- Nure or Lilliput Location of Lilliput within County Westmeath in the Republic of Ireland
- Coordinates: 53°26′44″N 07°26′24″W﻿ / ﻿53.44556°N 7.44000°W
- Country: Ireland
- Province: Leinster
- County: County Westmeath
- Irish grid reference: N369476

= Lilliput (townland) =

Lilliput (or Nure) is a townland in County Westmeath, Ireland. It is located five miles (8 kilometres) south of Mullingar and lies at the southern end of Lough Ennell.
Lilliput covers an area of 244 acres and was recorded with a population of 22.

Lilliput is one of 11 townlands in the civil parish of Dysart, in the Barony of Moycashel.
It lies in the electoral division of Middleton of the Longford–Westmeath constituency.

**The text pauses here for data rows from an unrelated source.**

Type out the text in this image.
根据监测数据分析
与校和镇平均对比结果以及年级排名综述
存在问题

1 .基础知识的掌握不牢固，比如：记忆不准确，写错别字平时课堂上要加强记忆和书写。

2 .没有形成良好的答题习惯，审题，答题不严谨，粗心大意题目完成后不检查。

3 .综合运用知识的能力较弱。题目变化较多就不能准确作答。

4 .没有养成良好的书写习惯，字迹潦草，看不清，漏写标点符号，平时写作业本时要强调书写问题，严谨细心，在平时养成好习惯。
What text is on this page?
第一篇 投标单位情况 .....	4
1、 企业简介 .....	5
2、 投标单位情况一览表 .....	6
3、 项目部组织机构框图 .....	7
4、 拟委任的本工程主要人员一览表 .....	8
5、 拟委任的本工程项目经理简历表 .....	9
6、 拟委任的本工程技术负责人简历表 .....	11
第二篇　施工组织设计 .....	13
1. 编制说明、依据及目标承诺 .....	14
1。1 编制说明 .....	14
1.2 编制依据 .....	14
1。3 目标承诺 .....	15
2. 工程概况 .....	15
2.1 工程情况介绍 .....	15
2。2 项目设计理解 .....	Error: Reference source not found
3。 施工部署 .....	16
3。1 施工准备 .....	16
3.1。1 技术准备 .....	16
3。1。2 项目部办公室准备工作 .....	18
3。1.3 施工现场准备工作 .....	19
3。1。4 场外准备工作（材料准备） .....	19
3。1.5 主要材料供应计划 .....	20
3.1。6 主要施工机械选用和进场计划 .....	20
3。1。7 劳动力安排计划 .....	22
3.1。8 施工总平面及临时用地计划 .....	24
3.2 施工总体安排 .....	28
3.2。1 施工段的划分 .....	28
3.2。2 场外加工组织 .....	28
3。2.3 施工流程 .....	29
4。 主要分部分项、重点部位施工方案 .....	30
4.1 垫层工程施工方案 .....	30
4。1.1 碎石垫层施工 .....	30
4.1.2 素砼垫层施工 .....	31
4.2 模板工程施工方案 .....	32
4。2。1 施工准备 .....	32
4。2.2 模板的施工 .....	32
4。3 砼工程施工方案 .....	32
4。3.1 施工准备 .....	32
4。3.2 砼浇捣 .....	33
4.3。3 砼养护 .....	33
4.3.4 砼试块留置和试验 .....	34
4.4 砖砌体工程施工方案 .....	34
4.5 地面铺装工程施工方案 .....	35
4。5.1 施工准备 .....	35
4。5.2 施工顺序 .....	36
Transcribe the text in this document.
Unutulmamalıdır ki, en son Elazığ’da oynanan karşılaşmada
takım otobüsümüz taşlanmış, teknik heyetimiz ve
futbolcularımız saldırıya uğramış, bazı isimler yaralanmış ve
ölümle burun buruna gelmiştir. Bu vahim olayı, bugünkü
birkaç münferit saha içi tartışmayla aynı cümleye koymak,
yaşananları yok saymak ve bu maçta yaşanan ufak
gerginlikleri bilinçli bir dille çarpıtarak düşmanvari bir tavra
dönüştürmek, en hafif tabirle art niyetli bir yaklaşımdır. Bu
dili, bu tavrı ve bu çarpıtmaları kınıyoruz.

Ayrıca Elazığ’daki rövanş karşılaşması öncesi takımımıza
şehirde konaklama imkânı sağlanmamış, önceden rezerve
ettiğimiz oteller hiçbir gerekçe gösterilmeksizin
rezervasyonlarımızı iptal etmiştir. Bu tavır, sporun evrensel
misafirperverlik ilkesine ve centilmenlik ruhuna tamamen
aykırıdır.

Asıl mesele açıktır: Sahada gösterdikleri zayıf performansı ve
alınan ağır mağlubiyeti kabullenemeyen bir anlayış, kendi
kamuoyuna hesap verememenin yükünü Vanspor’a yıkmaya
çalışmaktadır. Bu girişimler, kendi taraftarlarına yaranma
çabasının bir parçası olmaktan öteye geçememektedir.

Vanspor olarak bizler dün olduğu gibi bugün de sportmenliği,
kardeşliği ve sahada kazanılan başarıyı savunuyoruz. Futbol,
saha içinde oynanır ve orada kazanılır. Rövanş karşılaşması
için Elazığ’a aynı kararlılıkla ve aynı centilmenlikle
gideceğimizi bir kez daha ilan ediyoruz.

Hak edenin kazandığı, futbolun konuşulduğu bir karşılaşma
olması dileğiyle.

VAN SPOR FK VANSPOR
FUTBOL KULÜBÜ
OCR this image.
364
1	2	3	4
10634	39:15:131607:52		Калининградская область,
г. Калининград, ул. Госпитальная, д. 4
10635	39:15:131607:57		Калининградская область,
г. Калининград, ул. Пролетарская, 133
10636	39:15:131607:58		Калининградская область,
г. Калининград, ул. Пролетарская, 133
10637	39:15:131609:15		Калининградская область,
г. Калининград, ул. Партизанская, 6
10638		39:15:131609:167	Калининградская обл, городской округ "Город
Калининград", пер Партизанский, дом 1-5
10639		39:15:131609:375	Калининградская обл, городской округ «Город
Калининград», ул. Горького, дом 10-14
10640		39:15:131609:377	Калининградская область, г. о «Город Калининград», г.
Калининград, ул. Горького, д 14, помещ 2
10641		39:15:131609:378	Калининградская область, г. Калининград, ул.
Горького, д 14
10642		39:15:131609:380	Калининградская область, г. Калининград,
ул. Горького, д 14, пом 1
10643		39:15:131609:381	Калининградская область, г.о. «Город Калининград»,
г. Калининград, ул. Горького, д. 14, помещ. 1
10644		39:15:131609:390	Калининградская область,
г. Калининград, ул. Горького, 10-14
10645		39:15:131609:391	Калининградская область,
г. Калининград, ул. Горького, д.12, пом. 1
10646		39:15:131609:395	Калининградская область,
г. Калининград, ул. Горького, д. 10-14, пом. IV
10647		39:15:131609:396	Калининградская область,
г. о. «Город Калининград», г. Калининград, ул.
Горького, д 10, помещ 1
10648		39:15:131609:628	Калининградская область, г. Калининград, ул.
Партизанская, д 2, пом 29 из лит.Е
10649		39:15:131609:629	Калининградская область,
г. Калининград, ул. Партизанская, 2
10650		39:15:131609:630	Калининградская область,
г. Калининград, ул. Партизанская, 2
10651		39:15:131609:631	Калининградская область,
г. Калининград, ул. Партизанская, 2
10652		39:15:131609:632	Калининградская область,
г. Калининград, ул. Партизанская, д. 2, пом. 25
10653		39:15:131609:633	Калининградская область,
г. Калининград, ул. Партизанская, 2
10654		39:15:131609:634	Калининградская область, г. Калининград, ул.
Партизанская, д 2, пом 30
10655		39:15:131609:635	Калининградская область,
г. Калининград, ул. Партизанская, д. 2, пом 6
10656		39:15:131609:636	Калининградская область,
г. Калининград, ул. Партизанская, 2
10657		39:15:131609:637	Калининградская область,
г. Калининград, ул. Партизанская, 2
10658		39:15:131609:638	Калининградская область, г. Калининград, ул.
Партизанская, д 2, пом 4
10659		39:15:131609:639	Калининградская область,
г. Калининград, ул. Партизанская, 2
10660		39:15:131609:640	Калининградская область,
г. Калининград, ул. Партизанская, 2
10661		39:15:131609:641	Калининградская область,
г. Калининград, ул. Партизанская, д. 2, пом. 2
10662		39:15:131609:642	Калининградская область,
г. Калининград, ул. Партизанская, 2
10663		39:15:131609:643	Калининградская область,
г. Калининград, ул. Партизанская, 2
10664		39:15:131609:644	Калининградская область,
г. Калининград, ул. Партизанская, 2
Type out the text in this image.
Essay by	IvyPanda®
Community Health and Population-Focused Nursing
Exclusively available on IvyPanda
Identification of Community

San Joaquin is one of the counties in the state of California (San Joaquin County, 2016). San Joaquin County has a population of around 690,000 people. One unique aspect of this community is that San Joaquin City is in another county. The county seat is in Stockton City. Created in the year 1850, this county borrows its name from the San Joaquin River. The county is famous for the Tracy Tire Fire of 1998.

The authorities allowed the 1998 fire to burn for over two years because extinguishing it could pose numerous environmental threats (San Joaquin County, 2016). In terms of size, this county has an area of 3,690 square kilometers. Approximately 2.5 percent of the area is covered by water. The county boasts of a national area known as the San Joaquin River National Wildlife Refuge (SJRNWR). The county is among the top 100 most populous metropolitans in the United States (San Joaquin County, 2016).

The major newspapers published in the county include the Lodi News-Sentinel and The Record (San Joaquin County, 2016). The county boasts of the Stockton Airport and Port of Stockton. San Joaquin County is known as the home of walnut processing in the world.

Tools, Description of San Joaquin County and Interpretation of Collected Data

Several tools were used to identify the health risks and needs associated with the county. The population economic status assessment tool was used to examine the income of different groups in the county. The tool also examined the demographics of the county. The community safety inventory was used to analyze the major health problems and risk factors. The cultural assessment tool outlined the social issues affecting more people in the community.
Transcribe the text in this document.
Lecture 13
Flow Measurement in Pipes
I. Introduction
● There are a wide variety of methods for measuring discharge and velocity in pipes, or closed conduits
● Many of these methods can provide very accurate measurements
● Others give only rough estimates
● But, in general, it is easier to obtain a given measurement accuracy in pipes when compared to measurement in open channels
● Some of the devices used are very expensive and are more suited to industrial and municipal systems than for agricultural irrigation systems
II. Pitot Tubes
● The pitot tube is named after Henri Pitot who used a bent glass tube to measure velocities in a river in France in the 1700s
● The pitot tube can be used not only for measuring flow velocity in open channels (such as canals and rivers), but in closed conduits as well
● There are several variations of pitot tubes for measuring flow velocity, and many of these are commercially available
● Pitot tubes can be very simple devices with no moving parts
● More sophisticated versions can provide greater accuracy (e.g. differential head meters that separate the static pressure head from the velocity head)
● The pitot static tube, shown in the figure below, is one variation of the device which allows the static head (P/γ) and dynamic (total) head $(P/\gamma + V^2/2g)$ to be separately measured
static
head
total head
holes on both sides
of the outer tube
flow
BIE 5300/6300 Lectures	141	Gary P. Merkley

Lilliput is associated with Jonathan Swift, writer of Gulliver's Travels.
Local tradition states that Swift was in a boat on the lake, and when he looked back to shore he noticed how small the people looked at that distance. This was the inspiration for the diminutive Lilliputians, who feature in his most famous book Gulliver's Travels. Lilliput at the time was called "Nure": however after the publication of Gulliver's Travels locals began to refer to the lakeshore as "Lilliput". The name stuck and the area was renamed during the 18th century.
There is also an early Christian association, in that St. Patrick's sister, Lupita, is known to the Lilliput area, which may also recall her name.

Lilliput is the site of Lilliput House, built in the 18th century, and now home to the Lilliput Adventure Centre; it lies in what is now the Jonathan Swift Amenity Park.